Сказанное — далеко не новость, но хочется это повто­рить по поводу Хода­се­вича. В срав­нении с прибли­зи­тель­ными стихами (т.е. прекрас­ными именно своей прибли­зи­тель­но­стью — как бывают прекрасны близо­рукие глаза — и доби­ва­ю­щи­мися её также способом точного отбора, какой бы сошёл при других, более красочных обсто­я­тель­ствах стиха за «мастер­ство») поэзия Хода­се­вича кажется иному чита­телю не в меру чеканной — употребляю умыш­ленно этот неап­пе­титный эпитет.

Но всё дело в том, что ни в каком опре­де­лении «формы» его стихи не нужда­ются, и это отно­сится ко всякой подлинной поэзии.

Мне самому дико, что в этой статье, в этом быстром перечне мыслей, смертью Хода­се­вича возбуж­дённых, я как бы подра­зу­меваю смутную его непри­знан­ность и смутно поле­ми­зирую с призра­ками, могу­щими оспа­ри­вать очаро­вание и значение его поэти­че­ского гения. Слава, признание, — всё это и само по себе довольно неверный по формам феномен, для кото­рого лишь смерть находит правильную перспективу.

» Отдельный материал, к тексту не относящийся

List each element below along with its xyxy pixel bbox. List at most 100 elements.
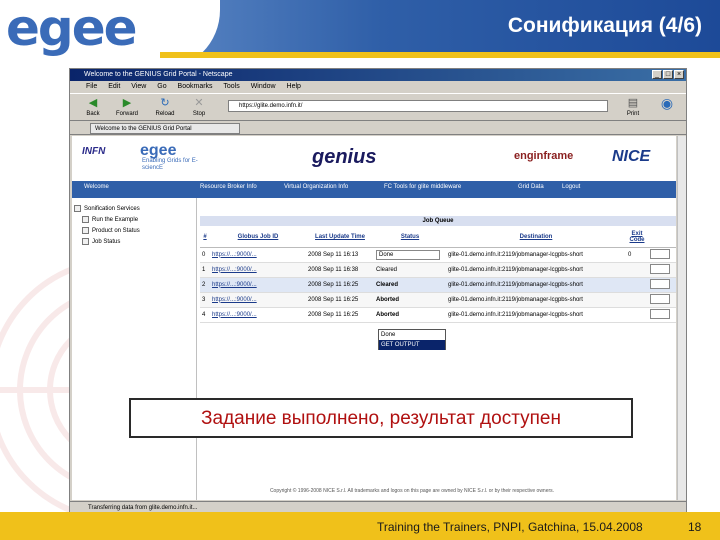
row-status: Cleared [374,262,446,278]
row-status: Aborted [374,292,446,308]
row-exit-code [626,292,648,308]
egee-logo-text: egee [6,0,138,57]
stop-label: Stop [192,111,206,117]
print-label: Print [626,111,640,117]
row-time: 2008 Sep 11 16:13 [306,247,374,263]
menu-bookmarks[interactable]: Bookmarks [178,83,213,90]
genius-logo: genius [312,146,377,168]
document-icon [82,237,89,245]
browser-title-bar: Welcome to the GENIUS Grid Portal - Nets… [70,69,686,81]
tab-genius-portal[interactable]: Welcome to the GENIUS Grid Portal [90,123,240,134]
job-id-link[interactable]: https://...:9000/... [210,262,306,278]
row-select-box[interactable] [650,308,670,319]
row-index: 1 [200,262,210,278]
row-time: 2008 Sep 11 16:25 [306,307,374,323]
nav-fc-tools[interactable]: FC Tools for glite middleware [384,184,461,190]
row-exit-code [626,277,648,293]
job-id-link[interactable]: https://...:9000/... [210,307,306,323]
forward-button[interactable]: ▶ Forward [114,96,140,120]
nav-vo-info[interactable]: Virtual Organization Info [284,184,348,190]
status-select[interactable]: Done [376,249,440,260]
reload-icon: ↻ [160,97,170,109]
row-status-cell: Done [374,247,446,263]
document-icon [82,215,89,223]
portal-copyright: Copyright © 1996-2008 NICE S.r.l. All tr… [269,488,555,494]
egee-logo: egee [6,0,176,57]
table-row: 3 https://...:9000/... 2008 Sep 11 16:25… [200,292,676,308]
row-select-box[interactable] [650,293,670,304]
close-button[interactable]: × [674,70,684,79]
row-destination: glite-01.demo.infn.it:2119/jobmanager-lc… [446,307,626,323]
back-button[interactable]: ◀ Back [80,96,106,120]
row-select-cell [648,277,676,293]
menu-file[interactable]: File [86,83,97,90]
job-id-link[interactable]: https://...:9000/... [210,292,306,308]
tree-label: Job Status [92,239,121,245]
dropdown-option-get-output[interactable]: GET OUTPUT [379,340,445,350]
infn-logo: INFN [82,146,106,157]
dropdown-option-done[interactable]: Done [379,330,445,340]
address-bar[interactable]: https://glite.demo.infn.it/ [228,100,608,112]
back-arrow-icon: ◀ [88,97,98,109]
col-destination[interactable]: Destination [446,227,626,248]
row-exit-code [626,262,648,278]
browser-window: Welcome to the GENIUS Grid Portal - Nets… [69,68,687,515]
row-select-cell [648,262,676,278]
folder-icon [74,204,81,212]
address-text: https://glite.demo.infn.it/ [239,103,303,109]
menu-help[interactable]: Help [287,83,301,90]
tree-item-product-status[interactable]: Product on Status [74,226,194,237]
row-select-cell [648,247,676,263]
job-id-link[interactable]: https://...:9000/... [210,277,306,293]
web-page: INFN egee Enabling Grids for E-sciencE g… [72,136,676,500]
vertical-scrollbar[interactable] [677,136,686,500]
row-destination: glite-01.demo.infn.it:2119/jobmanager-lc… [446,292,626,308]
sidebar-divider [196,198,197,500]
tree-item-sonification[interactable]: Sonification Services [74,204,194,215]
row-time: 2008 Sep 11 16:25 [306,277,374,293]
nav-resource-broker[interactable]: Resource Broker Info [200,184,257,190]
table-row: 2 https://...:9000/... 2008 Sep 11 16:25… [200,277,676,293]
menu-edit[interactable]: Edit [108,83,120,90]
row-index: 0 [200,247,210,263]
job-id-link[interactable]: https://...:9000/... [210,247,306,263]
row-status: Cleared [374,277,446,293]
col-index: # [200,227,210,248]
row-select-box[interactable] [650,278,670,289]
row-select-box[interactable] [650,248,670,259]
row-exit-code: 0 [626,247,648,263]
nav-grid-data[interactable]: Grid Data [518,184,544,190]
maximize-button[interactable]: □ [663,70,673,79]
netscape-throbber: ◉ [654,96,680,120]
menu-bar: File Edit View Go Bookmarks Tools Window… [70,81,686,93]
col-status[interactable]: Status [374,227,446,248]
menu-go[interactable]: Go [157,83,166,90]
reload-button[interactable]: ↻ Reload [152,96,178,120]
nav-welcome[interactable]: Welcome [84,184,109,190]
row-select-cell [648,292,676,308]
slide-footer: Training the Trainers, PNPI, Gatchina, 1… [0,512,720,540]
stop-icon: ✕ [194,97,204,109]
row-select-box[interactable] [650,263,670,274]
nav-logout[interactable]: Logout [562,184,580,190]
tree-item-run-example[interactable]: Run the Example [74,215,194,226]
row-index: 3 [200,292,210,308]
col-job-id[interactable]: Globus Job ID [210,227,306,248]
col-exit-code[interactable]: Exit Code [626,227,648,248]
col-last-update[interactable]: Last Update Time [306,227,374,248]
stop-button[interactable]: ✕ Stop [186,96,212,120]
menu-window[interactable]: Window [251,83,276,90]
slide-header: egee Сонификация (4/6) [0,0,720,70]
tree-label: Product on Status [92,228,140,234]
minimize-button[interactable]: _ [652,70,662,79]
tree-item-job-status[interactable]: Job Status [74,237,194,248]
status-dropdown-list: Done GET OUTPUT [378,329,446,350]
table-header-row: # Globus Job ID Last Update Time Status … [200,227,676,248]
document-icon [82,226,89,234]
menu-view[interactable]: View [131,83,146,90]
caption-box: Задание выполнено, результат доступен [129,398,633,438]
print-button[interactable]: ▤ Print [620,96,646,120]
menu-tools[interactable]: Tools [223,83,239,90]
forward-label: Forward [115,111,138,117]
status-text: Transferring data from glite.demo.infn.i… [88,505,198,511]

Допускаю, что немало набе­рётся людей, которые, с любо­пыт­ством читая очередную крити­че­скую статью в «Возрож­денье» (а крити­че­ские выска­зы­вания Хода­се­вича, при всей их умной строй­ности, были ниже его поэзии, были как-то лишены её биения и обаяния), попросту не знали, что Хода­севич — поэт. Найдутся, веро­ятно, и такие, которых на первых порах озадачит его посмертная слава. Кроме всего, он последнее время не печатал стихи, а чита­тель забывчив, да и критика наша, взвол­но­ванно зани­ма­ю­щаяся неза­ста­и­ва­ю­щейся совре­мен­но­стью, не имеет ни досуга, ни слов о важном напоминать.

Как бы то ни было, теперь всё кончено: заве­щанное сокро­вище стоит на полке, у буду­щего на виду, а добытчик ушёл туда, откуда, быть может, кое-что доле­тает до слуха больших поэтов, пронзая наше бытие поту­сто­ронней свеже­стью — и придавая искус­ству как раз то таин­ственное, что состав­ляет его невы­де­лимый признак.

Что ж, ещё немного смести­лась жизнь, ещё одна привычка нару­шена — своя привычка чужого бытия. Утешения нет, если поощ­рять чувство утраты личным воспо­ми­на­нием о кратком, хрупком, тающем, как градина на подокон­нике, чело­ве­че­ском образе.

/ Впервые опуб­ли­ко­вано: «Совре­менные записки» N68, 1939.